Letter to the editor: Return to appreciating, understanding ‘commons’

Aristotle recognized three broad types of interests and things: common, private, and public. We are at a time when we need to remind ourselves of what he said and why it was important.

Forests are a great place to get real and to apply Aristotle’s notions. There are federal forests, state forests, town forests, industrial forests, family forests, and community forests and a variety of combinations thereof. They can be grouped into publicly held forests, privately held forests, and commonly held forests.

A good way to figure out one from another is to look at the deed associated with a particular parcel to determine which of the three types of holding apply to a particular parcel. But the reality is more complicated than that.

In Vermont, for example, the water, wildlife, and atmospheric carbon are commonly held, and the soil and the plants are privately or publicly held. The water, wildlife, and carbon have been described as our ecological commons. They are unenclosed and they do not recognize boundaries.
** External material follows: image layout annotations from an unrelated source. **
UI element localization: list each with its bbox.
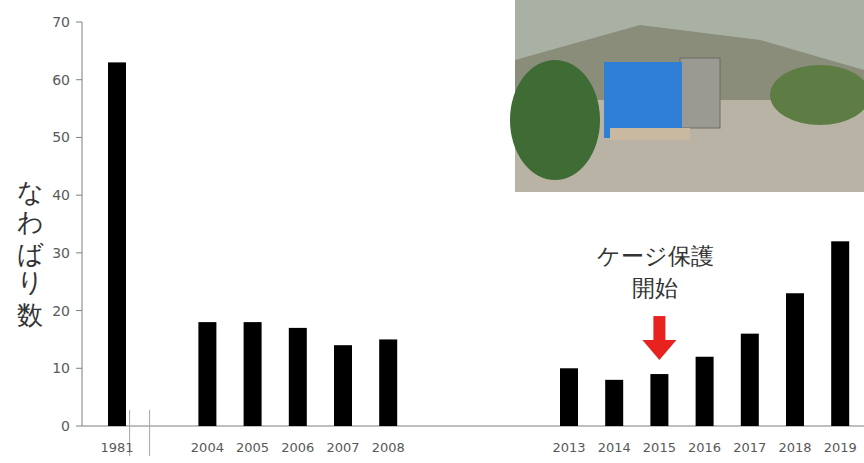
bar bbox=[741, 334, 759, 426]
x-tick-label: 2004 bbox=[191, 440, 224, 455]
y-axis-label: なわばり数 bbox=[15, 162, 45, 328]
annotation-line: ケージ保護 bbox=[597, 243, 714, 269]
photo-bush bbox=[510, 60, 600, 180]
y-tick-label: 30 bbox=[52, 245, 70, 261]
x-tick-label: 2019 bbox=[824, 440, 857, 455]
x-tick-label: 2008 bbox=[372, 440, 405, 455]
chart-svg: 0 10 20 30 40 50 60 70 なわばり数 1981 2004 2005 2006 2007… bbox=[0, 0, 864, 463]
y-tick-label: 60 bbox=[52, 72, 70, 88]
photo-bush bbox=[770, 65, 864, 125]
y-tick bbox=[76, 252, 82, 253]
annotation-line: 開始 bbox=[632, 275, 678, 301]
y-tick-label: 70 bbox=[52, 14, 70, 30]
bar bbox=[379, 339, 397, 426]
y-tick-label: 10 bbox=[52, 360, 70, 376]
bar bbox=[244, 322, 262, 426]
y-tick bbox=[76, 426, 82, 427]
bars bbox=[108, 62, 849, 426]
x-tick-label: 2007 bbox=[326, 440, 359, 455]
y-tick bbox=[76, 137, 82, 138]
x-tick-label: 2013 bbox=[552, 440, 585, 455]
x-tick-label: 2005 bbox=[236, 440, 269, 455]
x-tick-label: 2014 bbox=[598, 440, 631, 455]
y-tick bbox=[76, 79, 82, 80]
x-tick-label: 2006 bbox=[281, 440, 314, 455]
bar bbox=[605, 380, 623, 426]
photo-stones bbox=[610, 128, 690, 140]
y-tick-label: 0 bbox=[61, 418, 70, 434]
x-tick-label: 2018 bbox=[778, 440, 811, 455]
bar bbox=[289, 328, 307, 426]
chart-root: 0 10 20 30 40 50 60 70 なわばり数 1981 2004 2005 2006 2007… bbox=[0, 0, 864, 463]
x-tick-label: 1981 bbox=[100, 440, 133, 455]
y-tick bbox=[76, 310, 82, 311]
axis-break bbox=[149, 410, 150, 456]
annotation: ケージ保護開始 bbox=[597, 243, 714, 301]
annotation-arrow-head bbox=[642, 340, 676, 360]
photo-tarp bbox=[604, 62, 682, 138]
y-tick-label: 40 bbox=[52, 187, 70, 203]
annotation-arrow-shaft bbox=[653, 316, 665, 342]
y-axis-line bbox=[82, 22, 83, 426]
bar bbox=[560, 368, 578, 426]
bar bbox=[198, 322, 216, 426]
x-tick-label: 2017 bbox=[733, 440, 766, 455]
y-tick bbox=[76, 368, 82, 369]
bar bbox=[334, 345, 352, 426]
y-tick-label: 20 bbox=[52, 303, 70, 319]
bar bbox=[650, 374, 668, 426]
bar bbox=[108, 62, 126, 426]
x-tick-label: 2016 bbox=[688, 440, 721, 455]
y-tick bbox=[76, 195, 82, 196]
bar bbox=[786, 293, 804, 426]
bar bbox=[696, 357, 714, 426]
y-tick bbox=[76, 22, 82, 23]
photo-inset bbox=[510, 0, 864, 192]
y-tick-label: 50 bbox=[52, 129, 70, 145]
bar bbox=[831, 241, 849, 426]
photo-cage bbox=[680, 58, 720, 128]
x-tick-label: 2015 bbox=[643, 440, 676, 455]
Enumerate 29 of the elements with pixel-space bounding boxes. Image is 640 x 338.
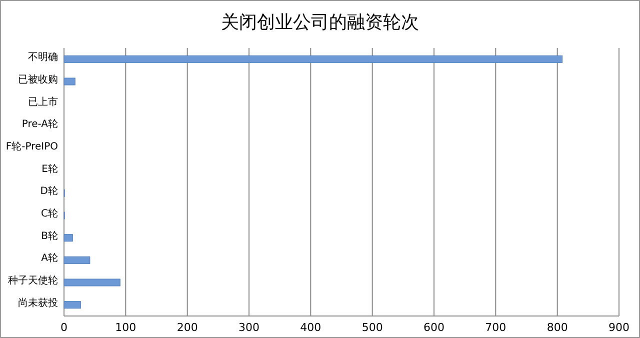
x-tick-label: 700: [485, 321, 506, 334]
y-tick-label: F轮-PreIPO: [6, 140, 58, 152]
x-tick-label: 400: [300, 321, 322, 334]
x-tick-label: 800: [546, 321, 568, 334]
y-tick-label: D轮: [40, 185, 58, 198]
y-tick-label: Pre-A轮: [22, 118, 58, 130]
bar: [64, 256, 90, 264]
chart-title: 关闭创业公司的融资轮次: [221, 12, 419, 33]
x-tick-label: 300: [238, 321, 260, 334]
bar: [64, 234, 73, 242]
bar: [64, 78, 76, 86]
x-tick-label: 900: [608, 321, 630, 334]
y-tick-label: 种子天使轮: [8, 274, 58, 286]
x-tick-label: 100: [115, 321, 136, 334]
y-tick-label: 已被收购: [18, 74, 58, 86]
y-tick-label: 不明确: [28, 52, 58, 64]
bar: [64, 278, 120, 286]
y-tick-label: B轮: [41, 230, 58, 242]
bar: [64, 55, 563, 63]
y-tick-label: C轮: [41, 208, 58, 220]
y-tick-label: A轮: [41, 252, 58, 264]
x-tick-label: 200: [176, 321, 198, 334]
y-tick-label: 尚未获投: [18, 296, 58, 309]
y-tick-label: E轮: [42, 162, 58, 175]
x-tick-label: 600: [424, 321, 444, 334]
bar: [64, 301, 81, 309]
y-tick-label: 已上市: [28, 96, 58, 108]
x-tick-label: 0: [60, 321, 68, 334]
x-tick-label: 500: [362, 321, 383, 334]
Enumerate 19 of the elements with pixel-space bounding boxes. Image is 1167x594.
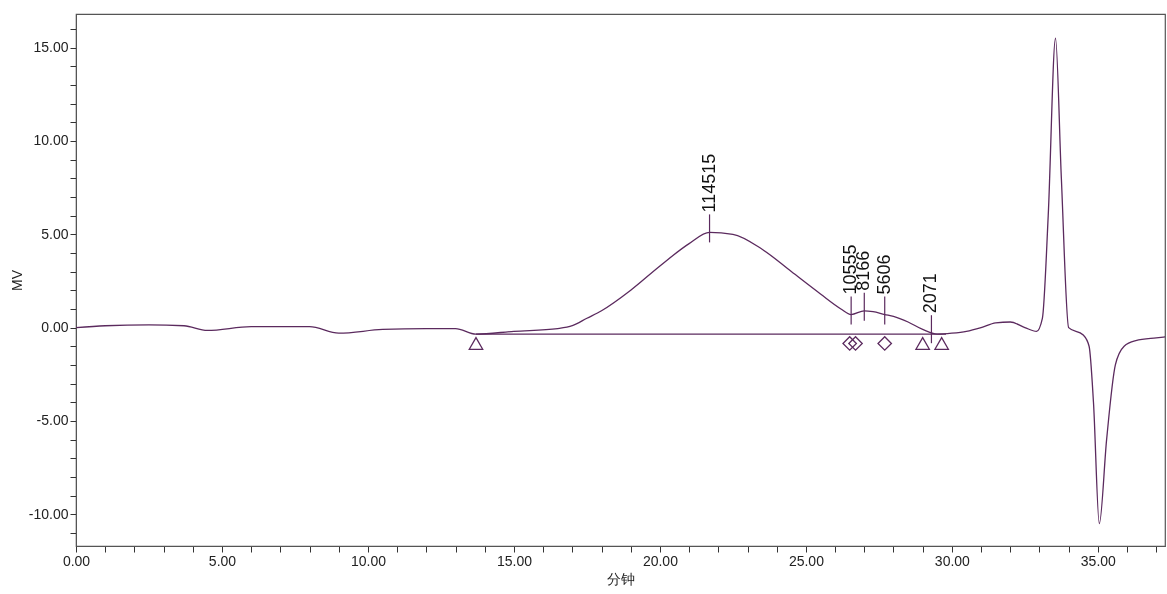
y-tick-label: 15.00 <box>33 39 69 56</box>
y-axis-title: MV <box>8 269 25 291</box>
x-tick-label: 20.00 <box>642 552 679 569</box>
y-tick-label: 5.00 <box>41 225 69 242</box>
y-tick-label: -10.00 <box>28 505 69 522</box>
y-tick-label: 10.00 <box>33 132 69 149</box>
x-tick-label: 30.00 <box>934 552 971 569</box>
annotation: 2071 <box>920 273 941 314</box>
annotation: 5606 <box>873 254 894 295</box>
x-tick-label: 25.00 <box>788 552 825 569</box>
x-tick-label: 0.00 <box>62 552 91 569</box>
x-axis-title: 分钟 <box>607 570 635 587</box>
x-tick-label: 10.00 <box>350 552 387 569</box>
x-tick-label: 5.00 <box>208 552 237 569</box>
y-tick-label: 0.00 <box>41 319 69 336</box>
annotation: 114515 <box>698 153 719 213</box>
x-tick-label: 35.00 <box>1080 552 1117 569</box>
x-tick-label: 15.00 <box>496 552 533 569</box>
y-tick-label: -5.00 <box>36 412 69 429</box>
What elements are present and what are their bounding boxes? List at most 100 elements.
Protection of our ecological commons has been farmed out to the State of Vermont in general and Agency of Natural Resources in particular. Historically, in indigenous cultures, the commons was understood and protected by the people who lived with the land. That approach largely went by the wayside some 400 years ago. In Ireland it happened in 1652. Some suggest we have been living in the shadow of the Enlightenment ever since.

In this age of a rapidly changing climate and uncertain future, it is essential that we get out of the shadows and begin taking better care of the places we call home. Better to see the land as ecosystems first and resources second.

Public, Private, and Common interests will all benefit by bringing back commoners and commoning to conserve a truly sustainable and actually working landscape in Vermont that provides the ecosystem services of clean water, diverse wildlife, stored carbon, and ecological resilience we actually need as opposed to starting with the commodities and other stuff we think we want.